По укоренившейся привычке, уже и зрелый Маяковский в спорах не щадил никого и не думал о последствиях. Сколько раз «доставалось» от него наркому Луначарскому, и это при том, что Анатолий Васильевич, по-отечески журивший иногда Маяковского, в общем, относился к нему очень хорошо, высоко ценил его талант и написал о нем самые проникновенные по тем временам строки.
Маяковский задирался, бывал груб и даже не вполне справедлив с теми, с кем вступал в спор. Ведь его оппонентами были и люди честные, но не разделявшие некоторых его взглядов или не принимавшие, не понимавшие, наконец, неправильно понимавшие его поэтическое творчество.
Но это не значит, что он не искал взаимопонимания, «союзнических» отношений, что было не просто в разгар борьбы литературных группировок. Одним из таких шагов было соглашение «Лефа» с Московской ассоциацией пролетарских писателей (МАПП) в 1923 году, о котором уже говорилось. Более того, еще значительно раньше Маяковский пытался установить контакт с писателями Пролеткульта, но его попытка была высокомерно отвергнута.
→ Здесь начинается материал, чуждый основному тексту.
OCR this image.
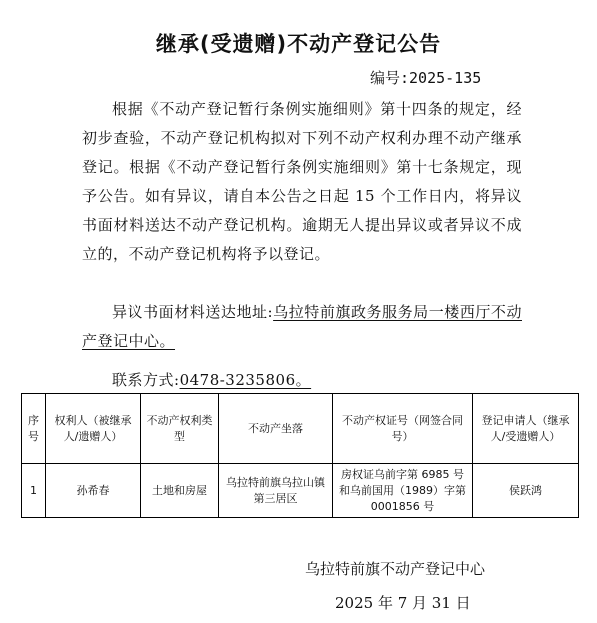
继承(受遗赠)不动产登记公告
编号:2025-135

根据《不动产登记暂行条例实施细则》第十四条的规定，经初步查验，不动产登记机构拟对下列不动产权利办理不动产继承登记。根据《不动产登记暂行条例实施细则》第十七条规定，现予公告。如有异议，请自本公告之日起 15 个工作日内，将异议书面材料送达不动产登记机构。逾期无人提出异议或者异议不成立的，不动产登记机构将予以登记。

异议书面材料送达地址:乌拉特前旗政务服务局一楼西厅不动产登记中心。

联系方式:0478-3235806。

序号	权利人（被继承人/遗赠人）	不动产权利类型	不动产坐落	不动产权证号（网签合同号）	登记申请人（继承人/受遗赠人）
1	孙希春	土地和房屋	乌拉特前旗乌拉山镇第三居区	房权证乌前字第 6985 号和乌前国用（1989）字第 0001856 号	侯跃鸿
乌拉特前旗不动产登记中心
2025 年 7 月 31 日
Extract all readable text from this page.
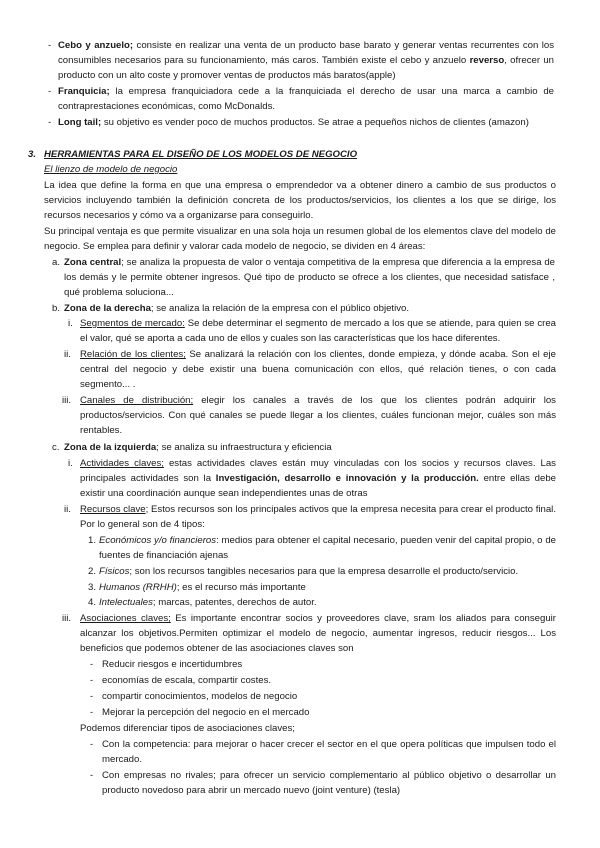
- Cebo y anzuelo; consiste en realizar una venta de un producto base barato y generar ventas recurrentes con los consumibles necesarios para su funcionamiento, más caros. También existe el cebo y anzuelo reverso, ofrecer un producto con un alto coste y promover ventas de productos más baratos(apple)
- Franquicia; la empresa franquiciadora cede a la franquiciada el derecho de usar una marca a cambio de contraprestaciones económicas, como McDonalds.
- Long tail; su objetivo es vender poco de muchos productos. Se atrae a pequeños nichos de clientes (amazon)
3. HERRAMIENTAS PARA EL DISEÑO DE LOS MODELOS DE NEGOCIO
El lienzo de modelo de negocio
La idea que define la forma en que una empresa o emprendedor va a obtener dinero a cambio de sus productos o servicios incluyendo también la definición concreta de los productos/servicios, los clientes a los que se dirige, los recursos necesarios y cómo va a organizarse para conseguirlo.
Su principal ventaja es que permite visualizar en una sola hoja un resumen global de los elementos clave del modelo de negocio. Se emplea para definir y valorar cada modelo de negocio, se dividen en 4 áreas:
a. Zona central; se analiza la propuesta de valor o ventaja competitiva de la empresa que diferencia a la empresa de los demás y le permite obtener ingresos. Qué tipo de producto se ofrece a los clientes, que necesidad satisface , qué problema soluciona...
b. Zona de la derecha; se analiza la relación de la empresa con el público objetivo.
i. Segmentos de mercado: Se debe determinar el segmento de mercado a los que se atiende, para quien se crea el valor, qué se aporta a cada uno de ellos y cuales son las características que los hace diferentes.
ii. Relación de los clientes; Se analizará la relación con los clientes, donde empieza, y dónde acaba. Son el eje central del negocio y debe existir una buena comunicación con ellos, qué relación tienes, o con cada segmento... .
iii. Canales de distribución; elegir los canales a través de los que los clientes podrán adquirir los productos/servicios. Con qué canales se puede llegar a los clientes, cuáles funcionan mejor, cuáles son más rentables.
c. Zona de la izquierda; se analiza su infraestructura y eficiencia
i. Actividades claves; estas actividades claves están muy vinculadas con los socios y recursos claves. Las principales actividades son la Investigación, desarrollo e innovación y la producción. entre ellas debe existir una coordinación aunque sean independientes unas de otras
ii. Recursos clave; Estos recursos son los principales activos que la empresa necesita para crear el producto final. Por lo general son de 4 tipos:
1. Económicos y/o financieros: medios para obtener el capital necesario, pueden venir del capital propio, o de fuentes de financiación ajenas
2. Físicos; son los recursos tangibles necesarios para que la empresa desarrolle el producto/servicio.
3. Humanos (RRHH); es el recurso más importante
4. Intelectuales; marcas, patentes, derechos de autor.
iii. Asociaciones claves; Es importante encontrar socios y proveedores clave, sram los aliados para conseguir alcanzar los objetivos.Permiten optimizar el modelo de negocio, aumentar ingresos, reducir riesgos... Los beneficios que podemos obtener de las asociaciones claves son
- Reducir riesgos e incertidumbres
- economías de escala, compartir costes.
- compartir conocimientos, modelos de negocio
- Mejorar la percepción del negocio en el mercado
Podemos diferenciar tipos de asociaciones claves;
- Con la competencia: para mejorar o hacer crecer el sector en el que opera políticas que impulsen todo el mercado.
- Con empresas no rivales; para ofrecer un servicio complementario al público objetivo o desarrollar un producto novedoso para abrir un mercado nuevo (joint venture) (tesla)
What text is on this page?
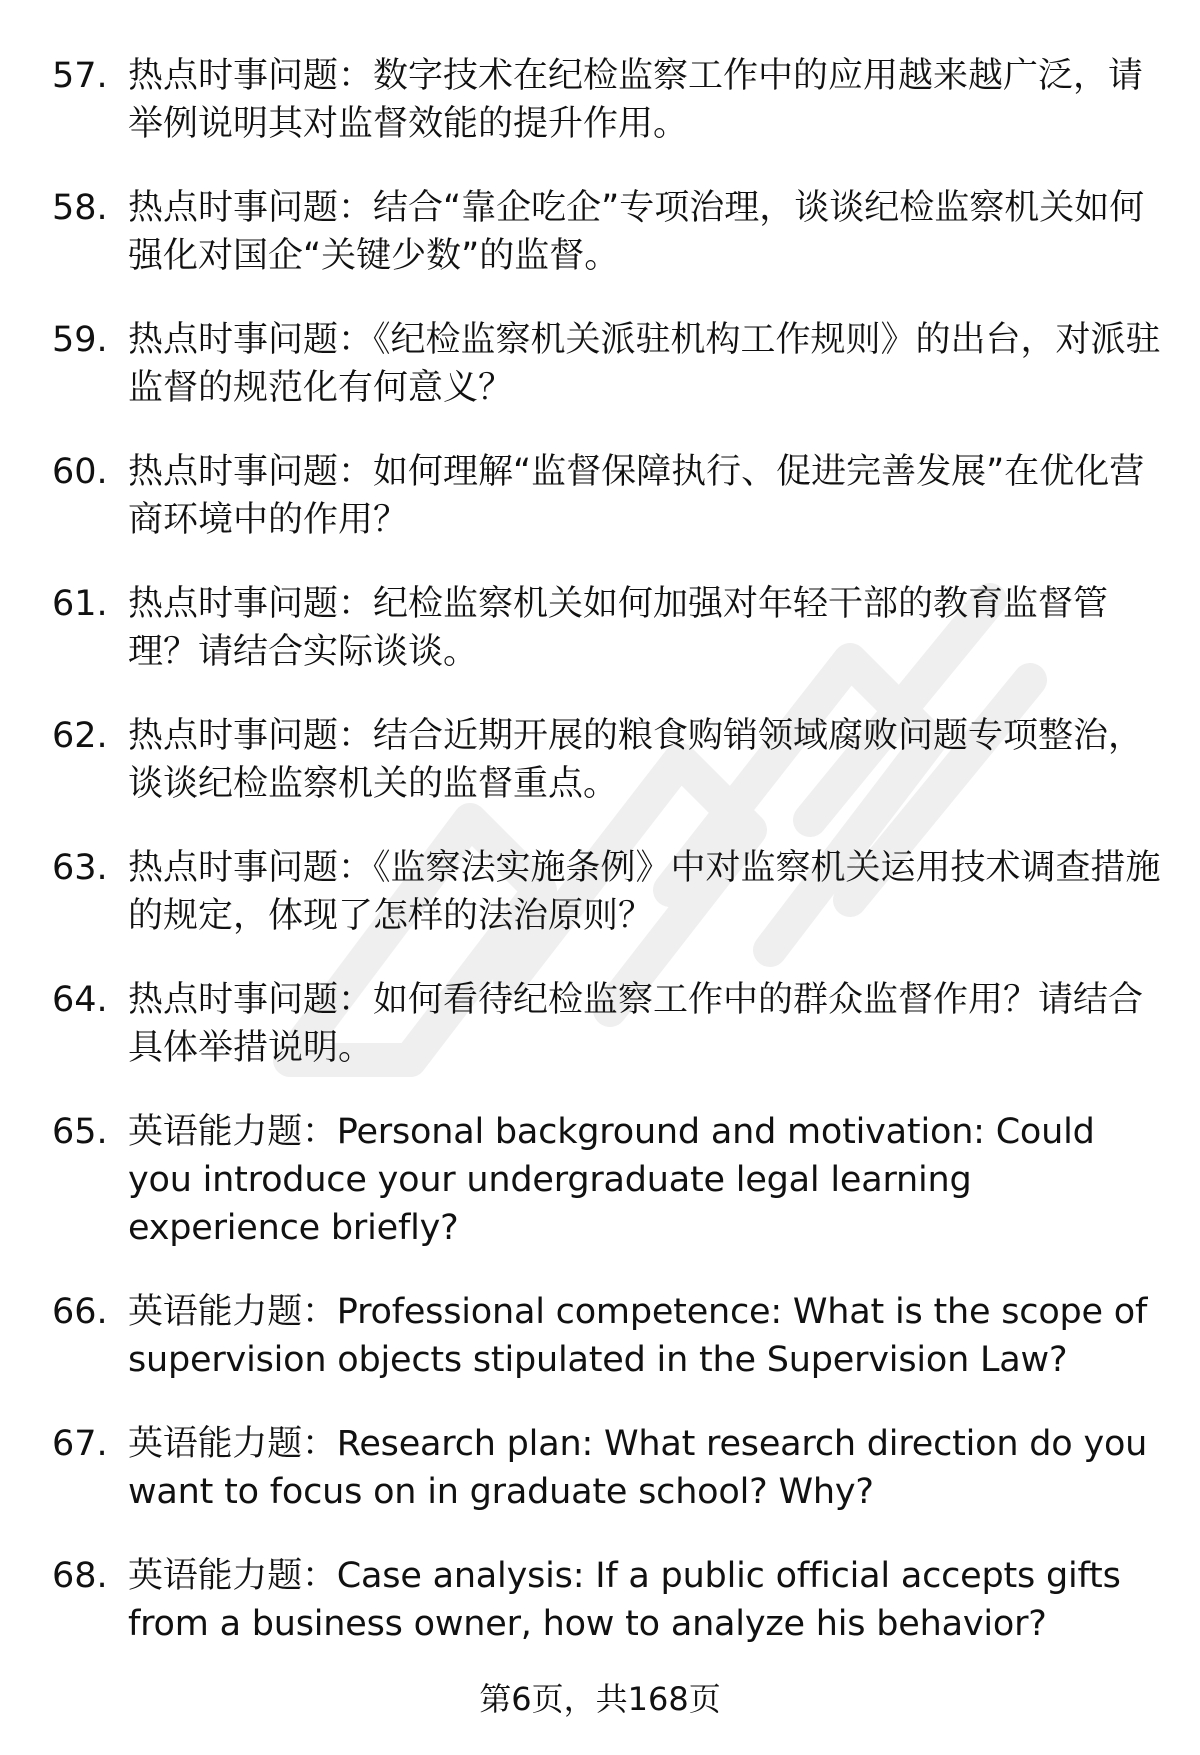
57. 热点时事问题：数字技术在纪检监察工作中的应用越来越广泛，请举例说明其对监督效能的提升作用。
58. 热点时事问题：结合“靠企吃企”专项治理，谈谈纪检监察机关如何强化对国企“关键少数”的监督。
59. 热点时事问题：《纪检监察机关派驻机构工作规则》的出台，对派驻监督的规范化有何意义？
60. 热点时事问题：如何理解“监督保障执行、促进完善发展”在优化营商环境中的作用？
61. 热点时事问题：纪检监察机关如何加强对年轻干部的教育监督管理？请结合实际谈谈。
62. 热点时事问题：结合近期开展的粮食购销领域腐败问题专项整治，谈谈纪检监察机关的监督重点。
63. 热点时事问题：《监察法实施条例》中对监察机关运用技术调查措施的规定，体现了怎样的法治原则？
64. 热点时事问题：如何看待纪检监察工作中的群众监督作用？请结合具体举措说明。
65. 英语能力题：Personal background and motivation: Could you introduce your undergraduate legal learning experience briefly?
66. 英语能力题：Professional competence: What is the scope of supervision objects stipulated in the Supervision Law?
67. 英语能力题：Research plan: What research direction do you want to focus on in graduate school? Why?
68. 英语能力题：Case analysis: If a public official accepts gifts from a business owner, how to analyze his behavior?
第6页，共168页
В январе 1925 года, выступая на Первой Всесоюзной конференции пролетарских писателей, которая была созвана, чтобы примирить боровшихся друг с другом правления МАПП и ВАПП (Всесоюзная ассоциация пролетарских писателей), Маяковский вновь сделал шаг в сторону взаимопонимания и сотрудничества по некоторым важным идейно-организационным и творческим позициям.
При этом, конечно, надо иметь в виду, что Маяковский разделял и некоторые ошибочные позиции руководства МАППа и ВАППа, в частности, их нетерпимое отношение к «попутчикам» (по отношению к себе Маяковский справедливо отвергал этот ярлык).
Но велико было желание сотрудничать. Писатели именно этого направления, пролетарские писатели, больше других групп и направлений привлекали Маяковского, к ним, к пролетарским поэтам (уже по родовому признаку литературы), обращается Маяковский: «Мы спорим, аж глотки просят лужения...» Им предлагает: «Давайте устроим веселый обед!» «Веселый» - значит и дружный («если зуб на кого - отпилим зуб...»). И даже - какая величайшая уступка со стороны непримиримого Маяковского! - «Решим, что все по-своему правы».
За этими строками есть и конкретный смысл, и вот тут-то как раз особенно отчетливо видно, какое несвойственное для него миролюбие проявил Маяковский. А смысл этот заключается в том, что Безыменский опубликовал стихотворение «Ода скромности» с упреком Маяковскому, что тот якобы слишком много пишет «о себе». Маяковскому не раз приходилось отвечать и насчет «самого себя» и насчет «яканья» в стихах. Однажды во время выступления его упрекнули:
- Маяковский, вы считаете себя пролетарским поэтом, коллективистом, а всюду пишете: я, я, я.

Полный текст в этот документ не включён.